Here’s a screenshot of the NYT right this moment:
Somehow the combination of Maude’s death, the impending flu epidemic (if not now, soon), continued immigration sadness, the professor suspected in shooting, Iraq still slow-disintegrating, and the incredibly depressing potential re-rise of the monied financial classes. It makes me want to just throw up my hands or hide under a pillow.
Luckily I’ve got my thesis students’ final products to console me. At Barnard, we do this every year, a full-year project where students are encouraged to move from consumers to producers of knowledge. I’m exhausted by this, but very proud of all of them. This year was special in that I managed 9 theses, way more than I would consider good for anyone. I spent a good 10 hours a week on average with these students, between individual meetings, reading and commenting, advising, cajoling.
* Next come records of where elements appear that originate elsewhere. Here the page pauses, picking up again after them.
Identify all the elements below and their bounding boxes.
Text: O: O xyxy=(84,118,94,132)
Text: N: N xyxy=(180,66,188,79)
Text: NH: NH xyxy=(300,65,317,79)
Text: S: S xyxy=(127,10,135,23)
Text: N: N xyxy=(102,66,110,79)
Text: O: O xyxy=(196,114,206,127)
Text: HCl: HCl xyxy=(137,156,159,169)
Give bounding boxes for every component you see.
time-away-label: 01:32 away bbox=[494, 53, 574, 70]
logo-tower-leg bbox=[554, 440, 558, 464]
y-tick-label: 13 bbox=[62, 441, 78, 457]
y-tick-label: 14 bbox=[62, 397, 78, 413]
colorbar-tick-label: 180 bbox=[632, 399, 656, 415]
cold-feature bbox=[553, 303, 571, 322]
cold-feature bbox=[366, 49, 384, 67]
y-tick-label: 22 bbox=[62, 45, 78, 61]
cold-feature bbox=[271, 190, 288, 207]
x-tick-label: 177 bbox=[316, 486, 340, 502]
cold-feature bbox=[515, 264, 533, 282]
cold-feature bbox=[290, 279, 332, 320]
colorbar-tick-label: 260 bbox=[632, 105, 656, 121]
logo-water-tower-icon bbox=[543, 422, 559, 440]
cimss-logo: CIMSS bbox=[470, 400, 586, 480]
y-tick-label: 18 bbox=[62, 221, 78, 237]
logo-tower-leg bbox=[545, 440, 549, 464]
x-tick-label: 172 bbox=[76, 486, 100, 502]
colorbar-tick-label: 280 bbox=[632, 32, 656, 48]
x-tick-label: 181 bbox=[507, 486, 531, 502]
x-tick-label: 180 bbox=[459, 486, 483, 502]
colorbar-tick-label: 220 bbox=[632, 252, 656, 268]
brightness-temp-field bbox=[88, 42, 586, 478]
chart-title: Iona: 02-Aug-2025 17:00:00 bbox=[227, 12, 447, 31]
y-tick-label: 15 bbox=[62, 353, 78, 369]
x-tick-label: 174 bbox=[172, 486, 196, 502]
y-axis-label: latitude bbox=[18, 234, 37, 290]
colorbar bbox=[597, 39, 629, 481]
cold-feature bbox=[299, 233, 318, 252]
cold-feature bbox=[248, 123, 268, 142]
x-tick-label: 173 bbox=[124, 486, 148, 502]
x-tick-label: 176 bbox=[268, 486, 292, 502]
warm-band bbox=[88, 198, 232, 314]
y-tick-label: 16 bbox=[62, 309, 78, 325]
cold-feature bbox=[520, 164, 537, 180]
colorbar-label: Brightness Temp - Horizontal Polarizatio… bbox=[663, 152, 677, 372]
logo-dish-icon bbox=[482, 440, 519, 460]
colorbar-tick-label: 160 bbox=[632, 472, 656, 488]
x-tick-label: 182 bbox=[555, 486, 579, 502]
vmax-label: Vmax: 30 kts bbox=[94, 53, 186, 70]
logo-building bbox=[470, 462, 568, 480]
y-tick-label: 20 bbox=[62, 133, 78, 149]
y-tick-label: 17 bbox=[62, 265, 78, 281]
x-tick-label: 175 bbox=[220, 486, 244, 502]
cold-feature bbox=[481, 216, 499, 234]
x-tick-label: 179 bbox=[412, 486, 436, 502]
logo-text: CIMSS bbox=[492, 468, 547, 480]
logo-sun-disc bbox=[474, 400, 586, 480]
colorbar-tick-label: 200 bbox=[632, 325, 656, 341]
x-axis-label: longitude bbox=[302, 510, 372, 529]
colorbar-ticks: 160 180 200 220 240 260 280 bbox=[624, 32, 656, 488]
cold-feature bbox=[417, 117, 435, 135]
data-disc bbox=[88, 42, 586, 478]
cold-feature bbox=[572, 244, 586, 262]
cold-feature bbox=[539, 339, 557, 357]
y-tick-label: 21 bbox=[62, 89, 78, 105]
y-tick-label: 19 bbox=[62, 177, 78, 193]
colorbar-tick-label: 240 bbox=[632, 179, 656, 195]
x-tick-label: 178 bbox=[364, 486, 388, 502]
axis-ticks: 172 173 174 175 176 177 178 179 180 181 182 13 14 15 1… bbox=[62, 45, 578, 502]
And the last few weeks have nearly broken me.
But here they are:
- An comparative analysis of images of women in Seventeen magazine images (1958, 1980, 2008)
- A critical examination of the DSM and the means by which practitioners diagnose eating disorders
- A study of organizational decoupling in high- and low-performing public and charter schools in NYC
- A survey analysis of self-image and dieting/exercise patterns of college women
- An analysis of the institutional bases of diaspora identity, using the case of Armenians in the Northeast
- A study of 2nd generation Chinese immigrants and the ways they use social institutions in college to integrate into the US and maintain Chinese identity
- An examination of how technology changes the authoritative use of media, with a focus on the internet and a quantitative study of Twitter
- A James March-inspired study of high-stakes, high-ambiguity decision making, namely how college seniors manage the work of deciding what to do post-college.
- And, a study of how midwives are differentially able to manage their ideologies of women’s empowerment in the context of the medicalization of pregnancy.
Good for you, Barnard sociology women. Good for you.